Written by Tamr
In his compelling April 6th piece in the New York Times, Steve Lohr asks the question: “If Algorithms Know All, How Much Should Humans Help?”
It’s a burning question, as more and more business, political, social and cultural decisions are being informed by machine-driven big data analytics.
It’s a substantial enough question for MIT to announce in the same week the formation of an institute — for Data, Systems, and Society — to address some of the question’s key elements
And it’s a question at the core of Tamr’s design pattern for data curation at scale: specifically, what’s the ideal human-machine collaboration in unifying and preparing vast amounts of heterogeneous data for analysis?
One approach is to give full agency, beforehand, to the algorithms, relying on the machine to automate everything. As Lohr writes, this might okay in “low-risk” categories like marketing.
But the stakes are rising as the methods and mind-set of data science spread across the economy and society. Big companies and start-ups are beginning to use the technology in decisions like medical diagnosis, crime prevention and loan approvals.
A natural solution for mitigating risk in these high-stakes fields is, as Lohr puts it, “close human supervision of an algorithm’s results.” Or, in other words, human review and approval after the machine does its work. The problem here? As Lohr describes it …
[H]uman bias. The promise of big data decision-making, after all, is that decisions based on data and analysis — more science, less gut feel and rule of thumb — will yield better outcomes.
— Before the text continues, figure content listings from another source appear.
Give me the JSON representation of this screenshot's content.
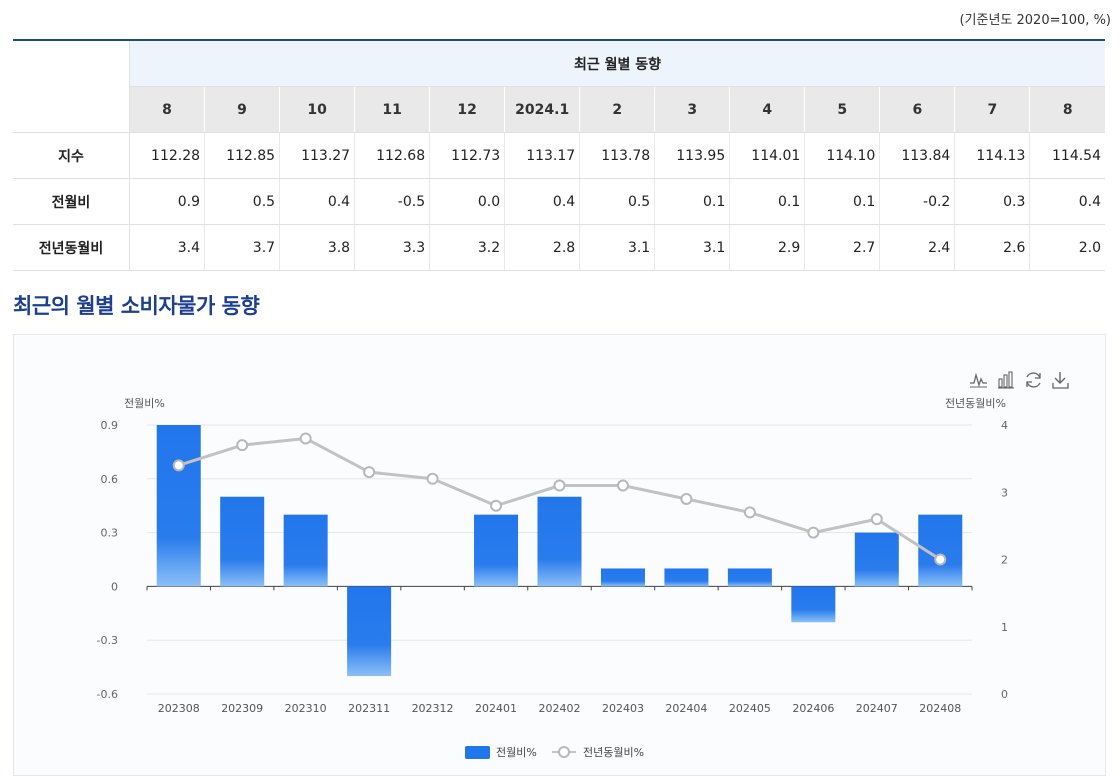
{
  "unit_note": "(기준년도 2020=100, %)",
  "table": {
    "group_header": "최근 월별 동향",
    "months": [
      "8",
      "9",
      "10",
      "11",
      "12",
      "2024.1",
      "2",
      "3",
      "4",
      "5",
      "6",
      "7",
      "8"
    ],
    "rows": [
      {
        "label": "지수",
        "values": [
          "112.28",
          "112.85",
          "113.27",
          "112.68",
          "112.73",
          "113.17",
          "113.78",
          "113.95",
          "114.01",
          "114.10",
          "113.84",
          "114.13",
          "114.54"
        ]
      },
      {
        "label": "전월비",
        "values": [
          "0.9",
          "0.5",
          "0.4",
          "-0.5",
          "0.0",
          "0.4",
          "0.5",
          "0.1",
          "0.1",
          "0.1",
          "-0.2",
          "0.3",
          "0.4"
        ]
      },
      {
        "label": "전년동월비",
        "values": [
          "3.4",
          "3.7",
          "3.8",
          "3.3",
          "3.2",
          "2.8",
          "3.1",
          "3.1",
          "2.9",
          "2.7",
          "2.4",
          "2.6",
          "2.0"
        ]
      }
    ]
  },
  "section_title": "최근의 월별 소비자물가 동향",
  "toolbar_icons": [
    "line-chart-icon",
    "bar-chart-icon",
    "refresh-icon",
    "download-icon"
  ],
  "colors": {
    "bar": "#2276ec",
    "bar_light": "#7ab6f5",
    "line": "#c2c2c2",
    "title": "#1d3f8f",
    "header_border": "#1d4f78"
  },
  "chart_data": {
    "type": "bar",
    "categories": [
      "202308",
      "202309",
      "202310",
      "202311",
      "202312",
      "202401",
      "202402",
      "202403",
      "202404",
      "202405",
      "202406",
      "202407",
      "202408"
    ],
    "series": [
      {
        "name": "전월비%",
        "type": "bar",
        "axis": "left",
        "values": [
          0.9,
          0.5,
          0.4,
          -0.5,
          0.0,
          0.4,
          0.5,
          0.1,
          0.1,
          0.1,
          -0.2,
          0.3,
          0.4
        ]
      },
      {
        "name": "전년동월비%",
        "type": "line",
        "axis": "right",
        "values": [
          3.4,
          3.7,
          3.8,
          3.3,
          3.2,
          2.8,
          3.1,
          3.1,
          2.9,
          2.7,
          2.4,
          2.6,
          2.0
        ]
      }
    ],
    "y_left": {
      "label": "전월비%",
      "range": [
        -0.6,
        0.9
      ],
      "ticks": [
        "0.9",
        "0.6",
        "0.3",
        "0",
        "-0.3",
        "-0.6"
      ]
    },
    "y_right": {
      "label": "전년동월비%",
      "range": [
        0,
        4
      ],
      "ticks": [
        "4",
        "3",
        "2",
        "1",
        "0"
      ]
    },
    "legend": [
      "전월비%",
      "전년동월비%"
    ],
    "legend_position": "bottom-center"
  }
}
We’ve taken a third way at Tamr — involving human experts during the machine’s process … not before it starts or after it’s finished. We call our approach “Machine Driven, Human Guided,” which Tamr Co-Founder Daniel Bruckner described in his recent Rise of the [Data Preparation] Machines post:
On top of state-of-the-art algorithms that automatically unify hundreds or thousands of data sources, Tamr provides a simple but potent user interface for matching, cleaning and understanding disparate data sets. When the machine can’t resolve connections automatically, it calls on “curators” — experts in the organization familiar with the data — to weigh in on the mapping and improve its quality and integrity. In the driver’s seat, a data curator can steer Tamr’s machine intelligence through any danger.
At Tamr, “Machine Driven, Human Guided” goes well beyond a pithy tagline [not that we have anything against pith]. It’s our founding philosophy, the idea that humans and machines should not just collaborate, but iterate on problems that can’t be solved manually or through automation alone.
In other words, algorithms v. humans is not an either-or decision. “Together” is possible, with the proper technology and process.